The clica protects Destino. He may have lost power after focusing on running the bakery and refusing to lead Guanacos Criminales Salvatrucha. However, he is well regarded. He shared a cell with the higher-ups and risked his life in the most brutal prison fights. Besides, he’s still the storyteller. It is to the bakery that Little Down sends the young to listen to Mara history. It is Destino who tattoos them with his homemade gun. It may be that Guanacos Criminales Salvatrucha do not listen to him like they used to, but he is still revered. At the end of the day, they know he was one of the first men to wear the two letters on his body.
Little Down has ordered them to send a TV to the bakery to keep Isaías entertained. The boy spends his time with his father, watching him bake bread.

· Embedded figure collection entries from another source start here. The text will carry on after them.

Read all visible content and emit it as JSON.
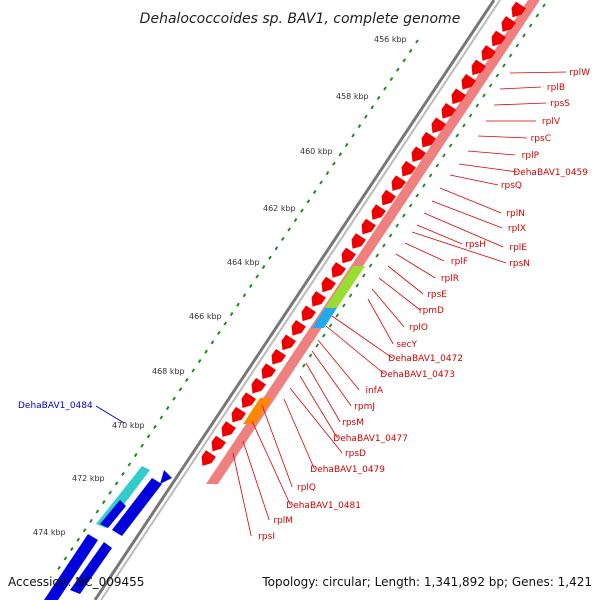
{
  "title": "Dehalococcoides sp. BAV1, complete genome",
  "footer": {
    "accession": "Accession: NC_009455",
    "topology": "Topology: circular; Length: 1,341,892 bp; Genes: 1,421"
  },
  "ticks": [
    "456 kbp",
    "458 kbp",
    "460 kbp",
    "462 kbp",
    "464 kbp",
    "466 kbp",
    "468 kbp",
    "470 kbp",
    "472 kbp",
    "474 kbp"
  ],
  "gene_labels_right": [
    "rplW",
    "rplB",
    "rpsS",
    "rplV",
    "rpsC",
    "rplP",
    "DehaBAV1_0459",
    "rpsQ",
    "rplN",
    "rplX",
    "rplE",
    "rpsH",
    "rpsN",
    "rplF",
    "rplR",
    "rpsE",
    "rpmD",
    "rplO",
    "secY",
    "DehaBAV1_0472",
    "DehaBAV1_0473",
    "infA",
    "rpmJ",
    "rpsM",
    "DehaBAV1_0477",
    "rpsD",
    "DehaBAV1_0479",
    "rplQ",
    "DehaBAV1_0481",
    "rplM",
    "rpsI"
  ],
  "gene_label_left": "DehaBAV1_0484",
  "colors": {
    "forward_cds": "#ee0000",
    "feature_track": "#f08080",
    "feature_green": "#99dd33",
    "feature_cyan": "#22aaee",
    "feature_orange": "#ff8800",
    "reverse_cds": "#0000dd",
    "teal_feature": "#33cccc",
    "tick_green": "#228822",
    "backbone": "#888888"
  }
}
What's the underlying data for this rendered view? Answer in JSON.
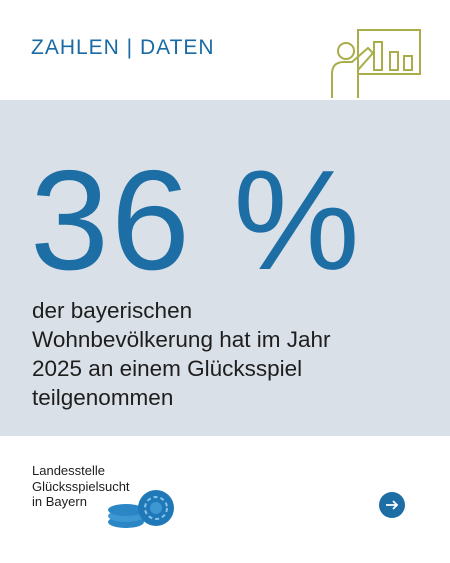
{
  "header": {
    "title": "ZAHLEN | DATEN"
  },
  "highlight": "36 %",
  "description": [
    "der bayerischen",
    "Wohnbevölkerung hat im Jahr",
    "2025 an einem Glücksspiel",
    "teilgenommen"
  ],
  "footer": {
    "logo_lines": [
      "Landesstelle",
      "Glücksspielsucht",
      "in Bayern"
    ]
  }
}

If either of them wants to leave, they are escorted by one of the Guanacos. They know if anything happens to him, the escort will have to answer to several clicas for letting the legendary Destino die.
People in the community are nervous. The attempted massacre in Zacamíl dominates the news, and rumors fly. Omens of war. They say Barrio 18 has attacked other clicas near MS-13 in an unbridled attempt to gain control. They said they have sworn to get those MS fuckers down off the hill.
The police patrols, as ever, fail to catch anyone. They scribble notes at the scene of the crime and stroll around with their automatic weapons.
The gang wars pretend to be simple while hiding a wealth of complexity. If you watch closely, their logic becomes clearer. You attack, then wait for a response. That is how the game is played. Each time is worse. Each blow is answered.